Her ne kadar yanlış bir şey yapmadığımı söylesem de artık onlardan ne farkım kalmıştı? Nefes alamıyordum, içimde biriktirdiğim ne varsa boğazıma doluyor, nefesimi kesiyordu. Gözlerimdeki yaşlar görmemi engellerken aldığım biraz nefeste de onun adı vardı.
"Baybars"
...
Sonraki günleri hatırlamıyordum. Doktorların verdiği ilaçlarla ayakta kalıyordum. Yemek yemek istemiyordum. Eskiden yarım yamalak uyuduğum uykularımı bile arar olmuştum. Gecenin bir vaktine kadar verilen sakinleştiricilerle uyuyup yine bir kaç saatlik uykuyla iki gün bekliyordum.
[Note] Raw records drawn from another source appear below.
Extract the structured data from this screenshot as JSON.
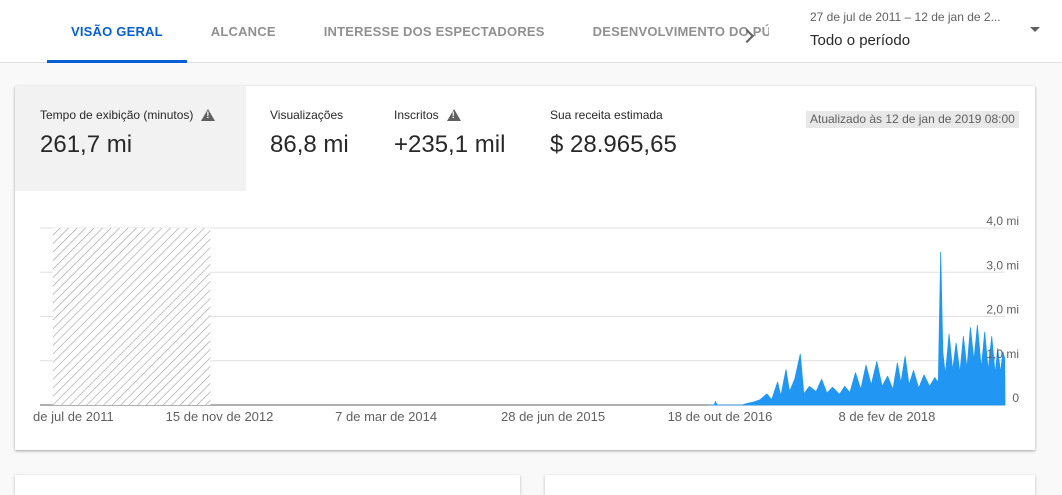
{
  "tabs": [
    {
      "label": "VISÃO GERAL",
      "active": true
    },
    {
      "label": "ALCANCE",
      "active": false
    },
    {
      "label": "INTERESSE DOS ESPECTADORES",
      "active": false
    },
    {
      "label": "DESENVOLVIMENTO DO PÚBL",
      "active": false
    }
  ],
  "period": {
    "range": "27 de jul de 2011 – 12 de jan de 2...",
    "label": "Todo o período"
  },
  "metrics": [
    {
      "label": "Tempo de exibição (minutos)",
      "value": "261,7 mi",
      "warning": true,
      "selected": true
    },
    {
      "label": "Visualizações",
      "value": "86,8 mi",
      "warning": false,
      "selected": false
    },
    {
      "label": "Inscritos",
      "value": "+235,1 mil",
      "warning": true,
      "selected": false
    },
    {
      "label": "Sua receita estimada",
      "value": "$ 28.965,65",
      "warning": false,
      "selected": false
    }
  ],
  "updated": "Atualizado às 12 de jan de 2019 08:00",
  "colors": {
    "accent": "#065fd4",
    "series": "#2196f3"
  },
  "chart_data": {
    "type": "area",
    "ytick_labels": [
      "0",
      "1,0 mi",
      "2,0 mi",
      "3,0 mi",
      "4,0 mi"
    ],
    "yticks": [
      0,
      1000000,
      2000000,
      3000000,
      4000000
    ],
    "ylim": [
      0,
      4000000
    ],
    "xtick_labels": [
      "de jul de 2011",
      "15 de nov de 2012",
      "7 de mar de 2014",
      "28 de jun de 2015",
      "18 de out de 2016",
      "8 de fev de 2018"
    ],
    "xticks": [
      "2011-07-27",
      "2012-11-15",
      "2014-03-07",
      "2015-06-28",
      "2016-10-18",
      "2018-02-08"
    ],
    "xlim": [
      "2011-06-20",
      "2019-01-12"
    ],
    "no_data_range": [
      "2011-07-27",
      "2012-10-20"
    ],
    "grid": true,
    "series": [
      {
        "points": [
          [
            "2016-09-15",
            0
          ],
          [
            "2016-10-01",
            0
          ],
          [
            "2016-10-05",
            80000
          ],
          [
            "2016-10-10",
            0
          ],
          [
            "2016-12-20",
            0
          ],
          [
            "2017-01-01",
            30000
          ],
          [
            "2017-01-20",
            60000
          ],
          [
            "2017-02-10",
            120000
          ],
          [
            "2017-03-01",
            250000
          ],
          [
            "2017-03-15",
            120000
          ],
          [
            "2017-04-01",
            520000
          ],
          [
            "2017-04-10",
            200000
          ],
          [
            "2017-04-25",
            800000
          ],
          [
            "2017-05-05",
            300000
          ],
          [
            "2017-05-20",
            580000
          ],
          [
            "2017-06-05",
            1150000
          ],
          [
            "2017-06-15",
            250000
          ],
          [
            "2017-07-01",
            420000
          ],
          [
            "2017-07-20",
            300000
          ],
          [
            "2017-08-05",
            580000
          ],
          [
            "2017-08-20",
            270000
          ],
          [
            "2017-09-05",
            400000
          ],
          [
            "2017-09-25",
            240000
          ],
          [
            "2017-10-10",
            420000
          ],
          [
            "2017-10-25",
            280000
          ],
          [
            "2017-11-10",
            730000
          ],
          [
            "2017-11-25",
            350000
          ],
          [
            "2017-12-10",
            900000
          ],
          [
            "2017-12-25",
            450000
          ],
          [
            "2018-01-10",
            980000
          ],
          [
            "2018-01-25",
            420000
          ],
          [
            "2018-02-10",
            650000
          ],
          [
            "2018-02-25",
            350000
          ],
          [
            "2018-03-10",
            950000
          ],
          [
            "2018-03-20",
            500000
          ],
          [
            "2018-04-01",
            1100000
          ],
          [
            "2018-04-12",
            450000
          ],
          [
            "2018-04-25",
            780000
          ],
          [
            "2018-05-10",
            380000
          ],
          [
            "2018-05-25",
            680000
          ],
          [
            "2018-06-10",
            420000
          ],
          [
            "2018-06-25",
            620000
          ],
          [
            "2018-07-05",
            500000
          ],
          [
            "2018-07-12",
            3450000
          ],
          [
            "2018-07-18",
            1200000
          ],
          [
            "2018-07-25",
            680000
          ],
          [
            "2018-08-05",
            1600000
          ],
          [
            "2018-08-15",
            780000
          ],
          [
            "2018-08-25",
            1400000
          ],
          [
            "2018-09-05",
            720000
          ],
          [
            "2018-09-15",
            1550000
          ],
          [
            "2018-09-25",
            820000
          ],
          [
            "2018-10-05",
            1750000
          ],
          [
            "2018-10-15",
            1000000
          ],
          [
            "2018-10-25",
            1800000
          ],
          [
            "2018-11-05",
            820000
          ],
          [
            "2018-11-15",
            1650000
          ],
          [
            "2018-11-25",
            780000
          ],
          [
            "2018-12-05",
            1550000
          ],
          [
            "2018-12-15",
            700000
          ],
          [
            "2018-12-22",
            1280000
          ],
          [
            "2018-12-30",
            720000
          ],
          [
            "2019-01-06",
            1200000
          ],
          [
            "2019-01-11",
            1050000
          ],
          [
            "2019-01-12",
            0
          ]
        ]
      }
    ]
  }
}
Uyku gelmiyordu, bende gelsin diye uğraşmıyordum.
Uyuduğumda rüyalarıma giren adamla tüm dengem alt üst oluyor, etrafta ne var yok kırıyordum. İğnelerin bedenimde bıraktığı izler artık canımı acıtıyordu.
Abim ve Lale yanımdan hiç ayrılmasa da kimseyi görmek istemiyordum. Hülya yanıma gelip gidiyor, o da gelişini merakla beklediğimi görse bile Baybars hakkında bir şey bilmediğini söyleyip başka şeylerden konuşmaya çalışıyordu. Ama ben ondan başka ne konuşulur bilmiyordum. Şu an konunun o olması gerekmez miydi? Neden kimse tek kelime etmiyordu?
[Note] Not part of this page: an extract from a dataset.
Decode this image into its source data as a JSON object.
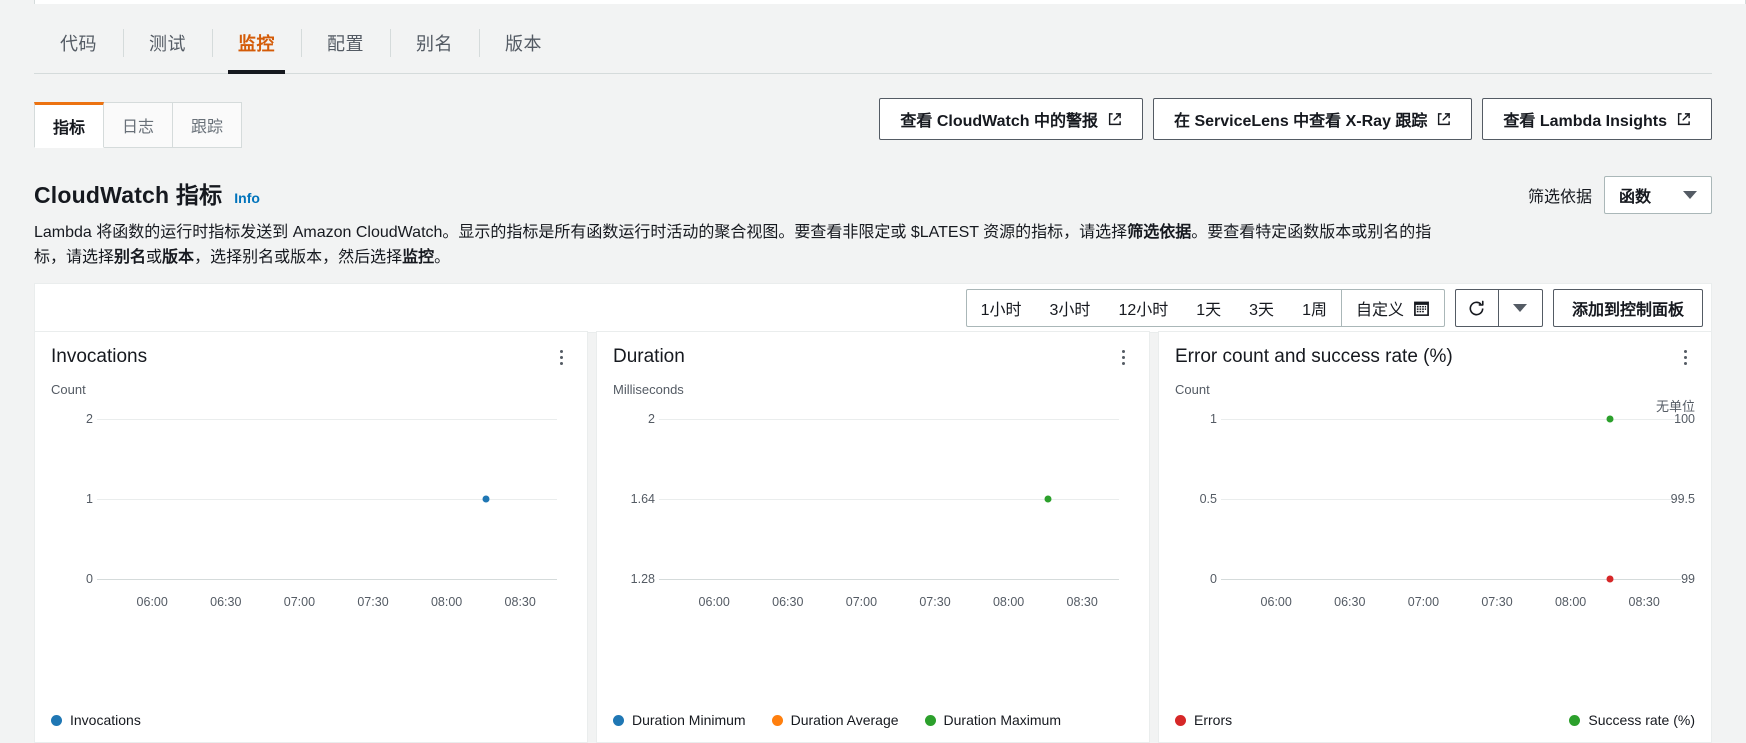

"Herkes sizi konuşuyor, ama bu bir sorun değil. Biz avukat arkadaşlarımla her şeyi hallettik. Senin ihbarını ifşa edeni de bulduk merak etme. Her şey iyi olacak." Yatağın üzerinde bacaklarımı kendime çekmiş Hülya'yı dinliyordum. Ya da öyle sanıyordum. Buraya geleli iki saat olmuştu ama tek dikkatimi çeken sözleri bunlar olmuştu.
İhbar eden kişi tüm gizliliği mahvetmişti. O gecenin ardından tüm Turanlar ihbarı benim yaptığımı öğrenmiş, Süheyl Hanım hiçbir tepki vermezken Orhan Bey deliye dönmüştü. Baybars'ın böyle bir şey yapmadığını söyleyip durmuştu. En sonunda beni evden sürükleyerek çıkardığında Ceren ve İpek yanıma gelmişti.
Böyle olmasını istemediğimi söylemiştim ama ne kadar inandıkları şahibeliydi. Beni eve bırakması için Ayhan gelirken arabada sessizdim. Ağlamalarım sessiz iç çekişlere dönüşmüş, yol boyunca sadece göz yaşı dökmüştüm.
Ağlıyordum çünkü Süheyl Hanım'ın gözlerinde gördüğüm hayal kırıklığı yüklerimin en büyüğü olup çıkmıştı. İpek ve Ceren bir kenara geçmiş ağlarken Ayhan, Doğan, Ömer ve Demir de diğerlerini sakinleştirmeye çalışıyor, Pusat Bey öylece duruyordu. Ayhan ne kadar sakin kalmışsa kardeşi Doğan da sürekli neden diye sormuştu. Süheyl Hanım yığıldığı koltukta bana bakarken gözlerimi ondan kaçırdım.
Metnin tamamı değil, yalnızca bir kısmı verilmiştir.